10. GOVERNING LAW AND DISPUTE RESOLUTION

The governing law of this End User Agreement shall be that of England and Wales excluding: (i) its conflicts of laws principles; and (ii) the United Nations Convention on Contracts for the International Sale of Goods. In the event of a dispute arising out of or relating to this End User Agreement, including any questions regarding its existence, validity or termination, the dispute shall be referred to and finally resolved by arbitration in accordance with the UNCITRAL Arbitration Rules. The appointing authority shall be the London Court of International Arbitration and the number of arbitrators shall be one (1). The arbitrator shall have background and experience relevant to the transaction formalised in this End User Agreement. The arbitration shall be a confidential proceeding, closed to the general public, and will take place in London, England. The language to be used in the arbitral proceedings shall be English. The decision rendered by the arbitrator will be binding upon the parties. 

11. GENERAL

(a) Neither this Agreement nor the Services ordered hereunder are transferable by User without the prior written consent of Natural Capital Partners, and any attempted transfer without such consent shall be void and have no force or effect. This Agreement shall inure to the benefit of the parties and their permitted successors and assigns.

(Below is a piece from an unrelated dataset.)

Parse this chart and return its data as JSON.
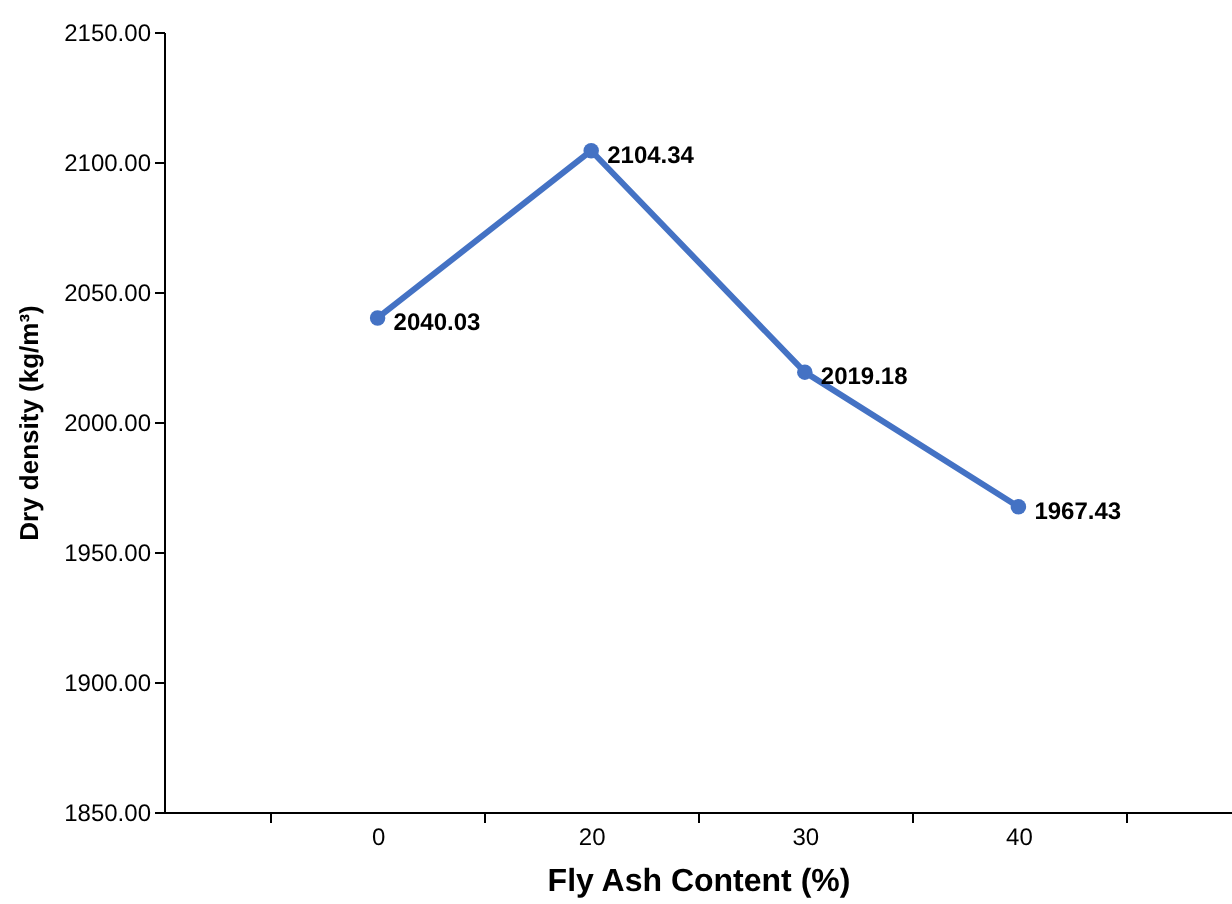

(b) This Agreement may be amended or modified only by a writing signed by both parties. Any waiver by a party of any breach of any provision of this Agreement by the other party must be in writing to be effective and shall not constitute a waiver of any subsequent breach of the same or any other provision.

(c) The parties agree that this Agreement, together with the Commercial Agreement, is the complete and exclusive statement regarding the subject matter hereof and supersedes all prior agreements, understandings and communications, oral or written, between the parties regarding the subject matter of this Agreement. Except as otherwise provided herein, additional or conflicting terms contained in any standardised form or correspondence of or from User are expressly unenforceable under this Agreement unless such terms and conditions are contained in an amendment to this Agreement duly executed by both parties hereto.

(d) User shall comply with all applicable laws and regulations which may govern the use of the Services, and all applicable foreign laws and regulations, including, without limitation, laws with respect to the privacy and transmission of information and data.

(e) The parties are independent contractors. This Agreement does not create a partnership, franchise, joint venture, agency, fiduciary or employment relationship between the parties.

(f) No failure or delay by either party in exercising any right under this Agreement will constitute a waiver of that right.

(g) If any provision of this Agreement is held by a court of competent jurisdiction to be contrary to law, the provision will be deemed null and void, and the remaining provisions of this Agreement will remain in effect.

(h) Natural Capital Partners will not be liable for any failure or delay in its performance under this Agreement due to any cause beyond its reasonable control, including acts of war, acts of God, earthquake, flood, embargo, riot, sabotage, labour shortage or dispute, governmental act or failure of the Internet.